Well, perhaps. Certainly a lot of people did celebrate the jubilee. It has been estimated that there were some 10,000 street parties in England and Wales and 100 to 200 in Scotland. Many have used that to suggest that monarchists might be in slightly less triumphant north of the border. But surely, the more interesting implication is that, even to the South no more than 1 or 2 million people were partying — a mere 2 to 4% of the population.

This hardly suggests that everyone went wild or that this is no country for old republicans.  So perhaps the picture in the papers wasn't quite the picture on the ground. Of course, that isn't surprising. While active demonstrations against the jubilee might be newsworthy, a street without a party will never make as good a picture as a street with a party. In the media, presence will always trump absence.  In the media, all we see is a country going wild.

But that doesn't mean that we can simply dismiss the reporting. Far from it. For even if what we read doesn't represent our own actions or opinions, it certainly informs how we imagine what others are doing and thinking. And that is crucial for many reasons. Indeed there is growing evidence that how we act is often influenced more by what we think others think than what we think ourselves. Before the Gulf War, for instance, most Americans were against invasion, most Americans thought that other Americans were for the war, and the latter rather than the former led them to accept the invasion without overt dissent. To adapt this finding to the Jubilee, republicans might not have gone away, but they might well have been silenced by coverage of the 'aquatic triumph'.

Our beliefs about the beliefs of others are equally important when it comes to the very existence of nations. Long ago, Benedict Anderson made the point that the large groups that matter so much to us, notably nations, can never physically assemble together.
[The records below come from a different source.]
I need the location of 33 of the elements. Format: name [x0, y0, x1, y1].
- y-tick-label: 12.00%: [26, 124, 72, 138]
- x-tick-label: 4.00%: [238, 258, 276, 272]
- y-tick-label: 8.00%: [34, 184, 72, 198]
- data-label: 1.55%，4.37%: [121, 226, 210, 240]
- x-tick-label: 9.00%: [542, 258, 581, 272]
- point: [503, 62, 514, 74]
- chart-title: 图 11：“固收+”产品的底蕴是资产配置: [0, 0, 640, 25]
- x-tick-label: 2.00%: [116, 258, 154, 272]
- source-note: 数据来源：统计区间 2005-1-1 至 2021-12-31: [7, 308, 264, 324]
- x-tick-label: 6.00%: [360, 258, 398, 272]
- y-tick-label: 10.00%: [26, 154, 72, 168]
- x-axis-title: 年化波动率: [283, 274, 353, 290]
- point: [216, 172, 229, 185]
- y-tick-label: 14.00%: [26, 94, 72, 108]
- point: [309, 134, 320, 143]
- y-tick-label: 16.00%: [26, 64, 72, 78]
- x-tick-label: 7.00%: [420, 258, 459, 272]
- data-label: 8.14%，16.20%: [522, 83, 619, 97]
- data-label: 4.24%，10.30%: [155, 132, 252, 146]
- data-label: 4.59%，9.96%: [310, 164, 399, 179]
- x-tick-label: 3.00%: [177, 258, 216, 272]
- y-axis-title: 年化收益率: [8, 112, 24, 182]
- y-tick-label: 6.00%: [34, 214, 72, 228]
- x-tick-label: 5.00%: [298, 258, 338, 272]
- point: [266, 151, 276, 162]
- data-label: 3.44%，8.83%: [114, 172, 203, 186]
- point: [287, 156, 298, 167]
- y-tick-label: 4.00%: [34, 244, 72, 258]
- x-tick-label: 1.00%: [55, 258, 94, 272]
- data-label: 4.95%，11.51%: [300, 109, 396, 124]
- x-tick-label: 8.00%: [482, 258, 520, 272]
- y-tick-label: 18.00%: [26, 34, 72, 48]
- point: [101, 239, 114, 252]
He coined the term 'imagined community' to describe the sense that we all share something in common. And he describes the role of the media in helping us to imagine that commonality. His image is of people all round the country reading their newspapers and having a sense of others reading the same stories at the same time and reacting in the same way.

By now, of course, that is a charmingly old-fashioned image. The media today is more fragmented than ever before. People look at screens more than at papers, they rarely read the same stories and, if they do, those stories are treated so differently that we are unlikely to imagine others reacting in common.

But nonetheless, there are moments where the focus converges, where we can imagine everyone attending to the same event and where we can imagine  a common reaction — so that even if we personally dissent from it, we consider ourselves to be atypical or even abnormal. Great national celebrations are one case in point. Great sporting events are another.

The moment our athlete crosses the line to claim gold, we imagine yells of triumph across the land.  Media play a critical role in sustaining that imagination, often by concentrating as much on reactions to victory as to victory itself. Whether they are selective or not is irrelevant to their role in making the idea of a nation possible.

So we might well ask how the Jubilee and the Olympics reflect our identity. But the more interesting questions concern the part that they — and broadcast images of them — play in creating and consolidating identities. We are what we come to believe we are.